A couple years ago when I started playing with vagrant to setup both windows and linux VMs, I wished there was a powershell equivalent of Vagrant's ssh command that would drop me into a powershell session on the windows vagrant box. Sure its simple enough to find the IP and winrm port of the box and run Enter-PSSession with the credentials given to vagrant, but a simple "vagrant powershell" just makes it so much more seamless.
After gaining some familiarity with ruby, I submitted a PR to the vagrant github repo implementing this command. The command essentially shells out to powershell.exe and runs Enter-PSSession pointing to the vagrant guest using the same credentials that the vagrant's winrm communicator uses. Additionally, it temporarily adds the vagrant winrm endpoint to the host's Trusted Host entries, restoring the original entries once the command exits.

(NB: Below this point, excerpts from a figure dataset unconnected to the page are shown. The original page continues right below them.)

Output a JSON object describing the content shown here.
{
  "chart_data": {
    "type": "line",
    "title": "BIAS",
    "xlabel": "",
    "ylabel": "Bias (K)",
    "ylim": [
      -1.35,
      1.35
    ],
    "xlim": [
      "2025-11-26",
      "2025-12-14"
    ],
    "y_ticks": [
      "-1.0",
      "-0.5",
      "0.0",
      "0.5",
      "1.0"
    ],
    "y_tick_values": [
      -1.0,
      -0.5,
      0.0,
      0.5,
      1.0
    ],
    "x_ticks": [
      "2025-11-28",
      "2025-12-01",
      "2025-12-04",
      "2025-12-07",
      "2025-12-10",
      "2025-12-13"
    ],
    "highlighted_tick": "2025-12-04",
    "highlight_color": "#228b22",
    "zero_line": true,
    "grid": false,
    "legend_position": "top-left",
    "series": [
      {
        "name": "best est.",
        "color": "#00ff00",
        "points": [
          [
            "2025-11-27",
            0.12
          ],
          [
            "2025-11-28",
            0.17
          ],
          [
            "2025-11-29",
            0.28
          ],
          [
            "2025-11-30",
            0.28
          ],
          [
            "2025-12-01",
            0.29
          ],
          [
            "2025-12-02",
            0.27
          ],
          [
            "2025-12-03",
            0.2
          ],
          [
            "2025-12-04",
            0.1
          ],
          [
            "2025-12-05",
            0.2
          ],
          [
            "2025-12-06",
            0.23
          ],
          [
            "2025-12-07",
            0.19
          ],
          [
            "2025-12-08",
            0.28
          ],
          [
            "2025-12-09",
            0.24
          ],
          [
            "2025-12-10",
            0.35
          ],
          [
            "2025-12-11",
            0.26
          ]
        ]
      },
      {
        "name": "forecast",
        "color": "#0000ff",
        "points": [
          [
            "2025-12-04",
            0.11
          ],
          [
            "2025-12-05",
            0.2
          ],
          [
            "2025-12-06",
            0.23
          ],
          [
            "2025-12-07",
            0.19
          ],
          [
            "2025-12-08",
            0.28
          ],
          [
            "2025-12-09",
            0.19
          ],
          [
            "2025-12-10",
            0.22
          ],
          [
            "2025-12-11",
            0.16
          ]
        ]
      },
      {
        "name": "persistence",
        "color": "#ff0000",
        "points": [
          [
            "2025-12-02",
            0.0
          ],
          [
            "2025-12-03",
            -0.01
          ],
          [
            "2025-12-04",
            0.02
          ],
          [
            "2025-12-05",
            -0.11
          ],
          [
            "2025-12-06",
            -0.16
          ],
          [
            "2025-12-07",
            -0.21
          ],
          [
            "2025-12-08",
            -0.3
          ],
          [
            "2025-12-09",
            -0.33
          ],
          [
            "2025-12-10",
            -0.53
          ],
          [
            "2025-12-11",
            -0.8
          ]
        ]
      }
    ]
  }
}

Its been a good while since that submission, but I'm excited to see it released in this week's first minor version update since that time.
Small bug/annoyance
Note that the up and down arrow keys do not cycle through command history. While I thought that was working a ways back, its possible that other changes around vagrant's handling of subprocesses caused this to pop up. At any rate, I just submitted a fix for that today and hope it is merged by the next bug fix release.
Only works on windows
The vagrant powershell command is only available on Windows hosts. Currently there is no cross platform implementation of the Powershell Remoting Protocol. There is a ruby based winrm repl but it is extremely limited compared to a true powershell session. However, the vagrant powershell command does provide a --command argument for running ad hoc non-interactive commands on the vagrant box. It would be easy to at least support that on non windows boxes.